Publié le mercredi 18 novembre 2015

Par Brandon Gillet

  

À titre de projet pilote, l’Université offre en ce moment un nouveau cours dans le but de rapprocher les étudiants des baccalauréats en arts, en génie et en gestion. Ce cours vise à permettre à l’École de gestion Telfer d’attirer des étudiants des autres facultés.

Elena Valenzuela, professeure adjointe au Département de langues et littératures modernes, a participé à la coordination du cours avec l’entrepreneur en résidence de l’École Telfer, Stephen Daze, dans le but d’offrir aux étudiants en arts de la formation en entrepreneuriat.

« Nous offrions depuis quelques années des ateliers sur l’entrepreneuriat aux étudiants en arts pendant la semaine de l’entrepreneuriat, explique la professeure Valenzuela. Logiquement, l’étape suivante était de proposer un cours. »

Le cours réunit des étudiants en arts, en gestion et en génie au sein d’une équipe qui doit élaborer un projet d’entreprise et utiliser les ressources et les outils présentés dans le cours pour produire un plan d’affaires réel. Pour les étudiants en arts, c’est parfois une nouvelle façon de voir comment il est possible de mettre à profit ses compétences en travaillant avec des gens de domaines et de savoir-faire différents.

« Nous offrions déjà des cours d’entrepreneuriat en technologie et en génie, alors pourquoi ne pas en offrir en arts, puisque tous les projets ont un volet création », souligne Mme Valenzuela.
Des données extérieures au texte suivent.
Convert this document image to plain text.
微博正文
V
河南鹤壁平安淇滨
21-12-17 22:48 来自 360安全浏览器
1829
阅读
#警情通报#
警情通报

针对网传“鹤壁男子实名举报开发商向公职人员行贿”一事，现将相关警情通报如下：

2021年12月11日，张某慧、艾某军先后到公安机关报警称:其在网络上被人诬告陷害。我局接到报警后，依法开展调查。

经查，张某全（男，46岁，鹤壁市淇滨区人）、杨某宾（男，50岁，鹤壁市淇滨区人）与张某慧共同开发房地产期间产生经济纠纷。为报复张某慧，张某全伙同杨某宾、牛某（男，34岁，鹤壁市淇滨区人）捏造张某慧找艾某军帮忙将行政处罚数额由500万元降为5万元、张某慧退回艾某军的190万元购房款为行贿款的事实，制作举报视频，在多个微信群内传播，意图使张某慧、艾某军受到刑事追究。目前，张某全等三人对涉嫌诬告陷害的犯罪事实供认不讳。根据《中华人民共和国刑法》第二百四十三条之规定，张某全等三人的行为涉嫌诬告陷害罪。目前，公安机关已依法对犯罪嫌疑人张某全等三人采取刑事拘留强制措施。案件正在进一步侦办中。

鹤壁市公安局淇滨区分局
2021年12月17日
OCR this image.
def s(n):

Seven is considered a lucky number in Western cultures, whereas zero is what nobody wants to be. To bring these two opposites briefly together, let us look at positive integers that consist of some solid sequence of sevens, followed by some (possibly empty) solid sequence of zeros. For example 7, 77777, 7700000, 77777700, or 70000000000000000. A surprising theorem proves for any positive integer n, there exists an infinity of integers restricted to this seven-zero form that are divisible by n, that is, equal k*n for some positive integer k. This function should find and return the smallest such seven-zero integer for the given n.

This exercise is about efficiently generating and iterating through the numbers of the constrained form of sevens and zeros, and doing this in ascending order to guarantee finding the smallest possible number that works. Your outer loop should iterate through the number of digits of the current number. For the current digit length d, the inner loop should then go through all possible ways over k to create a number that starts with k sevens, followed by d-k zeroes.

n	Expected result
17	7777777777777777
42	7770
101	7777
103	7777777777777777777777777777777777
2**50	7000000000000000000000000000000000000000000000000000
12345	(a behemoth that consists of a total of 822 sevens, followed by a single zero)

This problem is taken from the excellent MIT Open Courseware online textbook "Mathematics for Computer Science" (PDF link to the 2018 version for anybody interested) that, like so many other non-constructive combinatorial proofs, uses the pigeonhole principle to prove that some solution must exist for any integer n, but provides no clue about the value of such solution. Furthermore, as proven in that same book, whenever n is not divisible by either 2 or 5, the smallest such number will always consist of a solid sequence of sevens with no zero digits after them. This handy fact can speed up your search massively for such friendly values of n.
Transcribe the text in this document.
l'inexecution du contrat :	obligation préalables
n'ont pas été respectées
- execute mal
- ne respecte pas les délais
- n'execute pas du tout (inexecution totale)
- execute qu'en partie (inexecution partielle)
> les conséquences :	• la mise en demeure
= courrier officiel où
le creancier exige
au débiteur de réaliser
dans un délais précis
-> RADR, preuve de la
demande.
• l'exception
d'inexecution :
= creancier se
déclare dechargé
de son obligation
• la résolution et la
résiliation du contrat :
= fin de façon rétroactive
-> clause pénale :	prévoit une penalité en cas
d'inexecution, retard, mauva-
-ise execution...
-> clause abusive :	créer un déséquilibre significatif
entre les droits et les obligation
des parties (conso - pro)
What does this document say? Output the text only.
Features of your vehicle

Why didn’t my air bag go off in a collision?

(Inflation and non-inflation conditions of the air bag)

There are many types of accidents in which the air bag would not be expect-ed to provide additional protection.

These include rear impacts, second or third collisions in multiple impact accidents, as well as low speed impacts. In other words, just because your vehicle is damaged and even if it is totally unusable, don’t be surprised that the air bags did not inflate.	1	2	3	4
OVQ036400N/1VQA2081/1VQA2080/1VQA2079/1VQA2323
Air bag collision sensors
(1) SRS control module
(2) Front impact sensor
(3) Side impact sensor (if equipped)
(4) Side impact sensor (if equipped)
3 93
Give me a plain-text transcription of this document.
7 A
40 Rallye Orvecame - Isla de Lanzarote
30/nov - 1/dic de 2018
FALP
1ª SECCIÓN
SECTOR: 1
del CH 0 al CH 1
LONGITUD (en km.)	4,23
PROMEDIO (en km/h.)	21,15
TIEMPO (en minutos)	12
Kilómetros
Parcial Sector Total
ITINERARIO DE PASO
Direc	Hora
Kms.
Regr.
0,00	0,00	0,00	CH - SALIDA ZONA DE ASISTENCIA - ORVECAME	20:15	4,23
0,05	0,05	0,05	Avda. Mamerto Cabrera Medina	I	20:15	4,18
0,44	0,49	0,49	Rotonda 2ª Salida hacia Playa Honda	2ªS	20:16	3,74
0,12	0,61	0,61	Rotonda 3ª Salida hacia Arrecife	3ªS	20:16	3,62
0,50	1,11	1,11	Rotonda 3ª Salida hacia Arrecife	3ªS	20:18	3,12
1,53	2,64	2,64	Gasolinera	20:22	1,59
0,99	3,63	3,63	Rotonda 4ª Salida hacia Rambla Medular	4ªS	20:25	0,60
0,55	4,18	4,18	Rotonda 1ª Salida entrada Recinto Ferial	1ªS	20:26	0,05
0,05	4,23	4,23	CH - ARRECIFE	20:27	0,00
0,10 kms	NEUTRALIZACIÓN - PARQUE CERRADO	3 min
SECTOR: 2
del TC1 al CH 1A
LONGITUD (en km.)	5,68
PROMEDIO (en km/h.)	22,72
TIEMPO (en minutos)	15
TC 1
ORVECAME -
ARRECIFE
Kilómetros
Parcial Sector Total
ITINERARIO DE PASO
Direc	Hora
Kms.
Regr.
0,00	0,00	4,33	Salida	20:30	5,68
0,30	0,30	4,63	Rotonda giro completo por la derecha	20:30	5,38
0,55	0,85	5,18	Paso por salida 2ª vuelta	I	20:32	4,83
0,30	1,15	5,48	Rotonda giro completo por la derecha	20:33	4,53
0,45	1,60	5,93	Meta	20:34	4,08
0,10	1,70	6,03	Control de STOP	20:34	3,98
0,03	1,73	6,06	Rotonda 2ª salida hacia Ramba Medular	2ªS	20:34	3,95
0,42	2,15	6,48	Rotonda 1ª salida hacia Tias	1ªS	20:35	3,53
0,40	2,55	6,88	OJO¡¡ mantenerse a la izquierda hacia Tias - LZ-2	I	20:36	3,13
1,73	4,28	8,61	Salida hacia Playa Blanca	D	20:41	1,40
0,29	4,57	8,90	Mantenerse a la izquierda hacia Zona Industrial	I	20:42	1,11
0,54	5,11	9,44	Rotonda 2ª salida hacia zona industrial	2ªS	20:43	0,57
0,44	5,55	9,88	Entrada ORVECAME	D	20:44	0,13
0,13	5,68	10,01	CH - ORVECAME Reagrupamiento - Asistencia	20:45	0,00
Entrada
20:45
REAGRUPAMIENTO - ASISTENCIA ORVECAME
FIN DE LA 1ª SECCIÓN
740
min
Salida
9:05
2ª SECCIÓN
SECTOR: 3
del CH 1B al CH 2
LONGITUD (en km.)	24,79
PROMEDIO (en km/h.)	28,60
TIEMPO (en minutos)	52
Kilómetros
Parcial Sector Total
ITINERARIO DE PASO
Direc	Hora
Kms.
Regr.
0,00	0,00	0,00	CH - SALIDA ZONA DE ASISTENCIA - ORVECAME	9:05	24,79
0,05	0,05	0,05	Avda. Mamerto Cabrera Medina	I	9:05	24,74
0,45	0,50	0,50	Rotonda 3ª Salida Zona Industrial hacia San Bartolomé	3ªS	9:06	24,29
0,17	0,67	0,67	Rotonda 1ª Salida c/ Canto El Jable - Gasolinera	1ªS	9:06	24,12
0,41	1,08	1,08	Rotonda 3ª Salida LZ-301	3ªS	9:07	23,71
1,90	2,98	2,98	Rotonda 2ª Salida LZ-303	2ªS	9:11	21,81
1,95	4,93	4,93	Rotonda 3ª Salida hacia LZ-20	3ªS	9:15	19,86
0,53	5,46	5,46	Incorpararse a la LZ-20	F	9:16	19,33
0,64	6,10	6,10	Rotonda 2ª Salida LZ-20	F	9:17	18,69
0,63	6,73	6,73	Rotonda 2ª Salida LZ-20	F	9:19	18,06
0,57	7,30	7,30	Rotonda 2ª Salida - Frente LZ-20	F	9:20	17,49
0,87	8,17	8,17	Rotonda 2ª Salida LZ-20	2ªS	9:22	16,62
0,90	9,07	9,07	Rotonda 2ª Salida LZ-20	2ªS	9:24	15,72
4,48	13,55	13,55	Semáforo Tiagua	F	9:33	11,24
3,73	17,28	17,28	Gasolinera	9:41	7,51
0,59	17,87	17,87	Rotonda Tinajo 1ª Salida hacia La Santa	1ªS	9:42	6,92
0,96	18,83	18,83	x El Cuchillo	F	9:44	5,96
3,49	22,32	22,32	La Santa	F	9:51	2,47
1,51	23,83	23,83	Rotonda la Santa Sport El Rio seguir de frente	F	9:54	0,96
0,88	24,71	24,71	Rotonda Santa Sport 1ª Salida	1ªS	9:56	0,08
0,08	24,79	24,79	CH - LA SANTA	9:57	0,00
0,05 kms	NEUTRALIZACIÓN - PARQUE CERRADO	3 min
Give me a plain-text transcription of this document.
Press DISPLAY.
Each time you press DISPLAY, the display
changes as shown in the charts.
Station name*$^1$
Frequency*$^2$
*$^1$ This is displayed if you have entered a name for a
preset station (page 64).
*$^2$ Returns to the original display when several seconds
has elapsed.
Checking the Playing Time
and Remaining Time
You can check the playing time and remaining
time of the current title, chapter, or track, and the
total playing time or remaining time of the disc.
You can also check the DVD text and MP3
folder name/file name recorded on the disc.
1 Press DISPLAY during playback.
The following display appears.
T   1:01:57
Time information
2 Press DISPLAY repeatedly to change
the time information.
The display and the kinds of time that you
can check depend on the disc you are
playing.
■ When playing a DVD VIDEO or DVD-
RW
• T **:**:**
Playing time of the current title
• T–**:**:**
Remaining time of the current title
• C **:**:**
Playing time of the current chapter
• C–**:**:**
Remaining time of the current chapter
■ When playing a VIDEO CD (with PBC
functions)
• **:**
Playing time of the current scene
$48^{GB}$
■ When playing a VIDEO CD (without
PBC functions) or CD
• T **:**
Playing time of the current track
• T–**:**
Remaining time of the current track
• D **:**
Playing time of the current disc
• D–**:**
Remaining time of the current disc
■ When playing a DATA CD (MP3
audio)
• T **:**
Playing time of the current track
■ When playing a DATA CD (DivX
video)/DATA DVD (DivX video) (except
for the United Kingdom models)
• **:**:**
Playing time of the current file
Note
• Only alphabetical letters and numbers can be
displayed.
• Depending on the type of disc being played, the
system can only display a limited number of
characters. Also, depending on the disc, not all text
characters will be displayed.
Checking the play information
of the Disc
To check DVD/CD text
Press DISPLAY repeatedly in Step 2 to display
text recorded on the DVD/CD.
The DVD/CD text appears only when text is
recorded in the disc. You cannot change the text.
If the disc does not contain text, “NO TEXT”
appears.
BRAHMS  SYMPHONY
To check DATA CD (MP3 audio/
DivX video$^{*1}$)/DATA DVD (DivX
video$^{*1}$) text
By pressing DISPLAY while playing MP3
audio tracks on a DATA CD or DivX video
Selon la professeure, la structure du cours diffère totalement de ce à quoi ont l’habitude les étudiants en arts, puisque le programme comprend des discussions en panel et des conférenciers invités, mais aussi du travail d’équipe et de la collaboration, ce qui créé une ambiance bien différente.

« J’aurais adoré avoir cette possibilité, au premier cycle, de travailler avec des étudiants d’autres facultés à des projets aussi concrets », ajoute-t-elle.

Ce cours est le premier du genre à l’Université. Les étudiants en sortiront bien équipés pour fonder une entreprise réelle et concrétiser leur projet.

« À la fin du cours, ils présentent leur projet à un panel d’entrepreneurs, explique Mme Valenzuela. Nous leur donnons la formation, mais c’est à eux de poursuivre par la suite. »

Le cours « Fusion entrepreneuriale » est en fait un projet pilote de deux ans, et les inscriptions sont acceptées en continu. Pour s’inscrire, les étudiants doivent présenter un curriculum vitae et décrire pourquoi ils souhaitent suivre ce cours et en quoi ils pensent être de bons candidats. D’ici l’automne prochain, les instigateurs voudraient en faire un programme officiel, tisser des liens plus étroits avec les autres facultés et offrir le programme en français.